When Czerwinski walked around the Microsoft campus, she noticed that many people had attached two or three monitors to their computers. They placed their applications on different screens – the e-mail far off on the right side, a Web browser on the left and their main work project right in the middle – so that each application was “glanceable.” When the ding on their e-mail program went off, they could quickly peek over at their in-boxes to see what had arrived.

The workers swore that this arrangement made them feel calmer. But did more screen area actually help with cognition? To find out, Czerwinski’s team conducted another experiment. The researchers took 15 volunteers, sat each one in front of a regular-size 15-inch monitor and had them complete a variety of tasks designed to challenge their powers of concentration – like a Web search, some cutting and pasting and memorizing a seven-digit phone number. Then the volunteers repeated these same tasks, this time using a computer with a massive 42-inch screen, as big as a plasma TV.

The results? On the bigger screen, people completed the tasks at least 10 percent more quickly – and some as much as 44 percent more quickly. They were also more likely to remember the seven-digit number, which showed that the multitasking was clearly less taxing on their brains. Some of the volunteers were so enthralled with the huge screen that they begged to take it home. In two decades of research, Czerwinski had never seen a single tweak to a computer system so significantly improve a user’s productivity. The clearer your screen, she found, the calmer your mind.

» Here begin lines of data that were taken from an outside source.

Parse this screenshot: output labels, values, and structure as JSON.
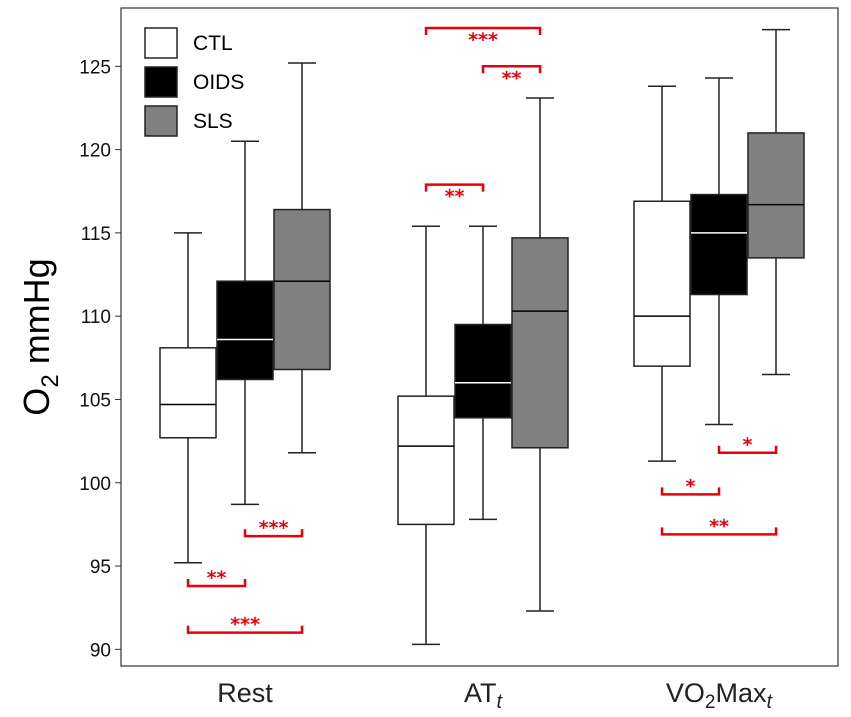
{
  "chart_data": {
    "type": "boxplot",
    "ylabel_base": "O",
    "ylabel_sub": "2",
    "ylabel_rest": " mmHg",
    "ylim": [
      89,
      128.5
    ],
    "yticks": [
      90,
      95,
      100,
      105,
      110,
      115,
      120,
      125
    ],
    "ytick_labels": [
      "90",
      "95",
      "100",
      "105",
      "110",
      "115",
      "120",
      "125"
    ],
    "categories": [
      {
        "base": "Rest",
        "sub": ""
      },
      {
        "base": "AT",
        "sub": "t"
      },
      {
        "base": "VO",
        "sub2": "2",
        "mid": "Max",
        "sub": "t"
      }
    ],
    "series": [
      {
        "name": "CTL",
        "color": "#ffffff",
        "median_color": "#000000",
        "boxes": [
          {
            "whislo": 95.2,
            "q1": 102.7,
            "med": 104.7,
            "q3": 108.1,
            "whishi": 115.0
          },
          {
            "whislo": 90.3,
            "q1": 97.5,
            "med": 102.2,
            "q3": 105.2,
            "whishi": 115.4
          },
          {
            "whislo": 101.3,
            "q1": 107.0,
            "med": 110.0,
            "q3": 116.9,
            "whishi": 123.8
          }
        ]
      },
      {
        "name": "OIDS",
        "color": "#000000",
        "median_color": "#ffffff",
        "boxes": [
          {
            "whislo": 98.7,
            "q1": 106.2,
            "med": 108.6,
            "q3": 112.1,
            "whishi": 120.5
          },
          {
            "whislo": 97.8,
            "q1": 103.9,
            "med": 106.0,
            "q3": 109.5,
            "whishi": 115.4
          },
          {
            "whislo": 103.5,
            "q1": 111.3,
            "med": 115.0,
            "q3": 117.3,
            "whishi": 124.3
          }
        ]
      },
      {
        "name": "SLS",
        "color": "#808080",
        "median_color": "#000000",
        "boxes": [
          {
            "whislo": 101.8,
            "q1": 106.8,
            "med": 112.1,
            "q3": 116.4,
            "whishi": 125.2
          },
          {
            "whislo": 92.3,
            "q1": 102.1,
            "med": 110.3,
            "q3": 114.7,
            "whishi": 123.1
          },
          {
            "whislo": 106.5,
            "q1": 113.5,
            "med": 116.7,
            "q3": 121.0,
            "whishi": 127.2
          }
        ]
      }
    ],
    "significance": [
      {
        "cat": 0,
        "from": 0,
        "to": 1,
        "y": 93.8,
        "label": "**",
        "dir": "up"
      },
      {
        "cat": 0,
        "from": 0,
        "to": 2,
        "y": 91.0,
        "label": "***",
        "dir": "up"
      },
      {
        "cat": 0,
        "from": 1,
        "to": 2,
        "y": 96.8,
        "label": "***",
        "dir": "up"
      },
      {
        "cat": 1,
        "from": 0,
        "to": 1,
        "y": 117.9,
        "label": "**",
        "dir": "down"
      },
      {
        "cat": 1,
        "from": 0,
        "to": 2,
        "y": 127.3,
        "label": "***",
        "dir": "down"
      },
      {
        "cat": 1,
        "from": 1,
        "to": 2,
        "y": 125.0,
        "label": "**",
        "dir": "down"
      },
      {
        "cat": 2,
        "from": 0,
        "to": 1,
        "y": 99.3,
        "label": "*",
        "dir": "up"
      },
      {
        "cat": 2,
        "from": 1,
        "to": 2,
        "y": 101.8,
        "label": "*",
        "dir": "up"
      },
      {
        "cat": 2,
        "from": 0,
        "to": 2,
        "y": 96.9,
        "label": "**",
        "dir": "up"
      }
    ],
    "legend": {
      "position": "top-left",
      "entries": [
        "CTL",
        "OIDS",
        "SLS"
      ]
    },
    "significance_color": "#e8000b"
  }
}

Having lots of screen real estate has always been very important to me. In fact, when I was in college (and poor, but I’m being redundant here) I spent $600 on a 17″ CRT at a time when the average PC had a 13″ or 14″ monitor. Having a larger monitor and being able to fit more text on a single screen makes me feel much more productive, especially when coding. At work I was using a 19″ LCD for a while (since LCDs are so much easier on my eyes, but I digress) and the 1280×1024 resolution felt very constraining. Getting a 20″ monitor that does 1600×1200 felt quite liberating. Even though it is only 1″ bigger, the difference in resolution is huge.

Having multiple monitors sounds intriguing, but I’ve tried it before and I find it more distracting than productive. I prefer to just have one large monitor…that 42″ model sure sounds nice!

As Joel says, it is nice to have scientific evidence to back anecdotal feelings!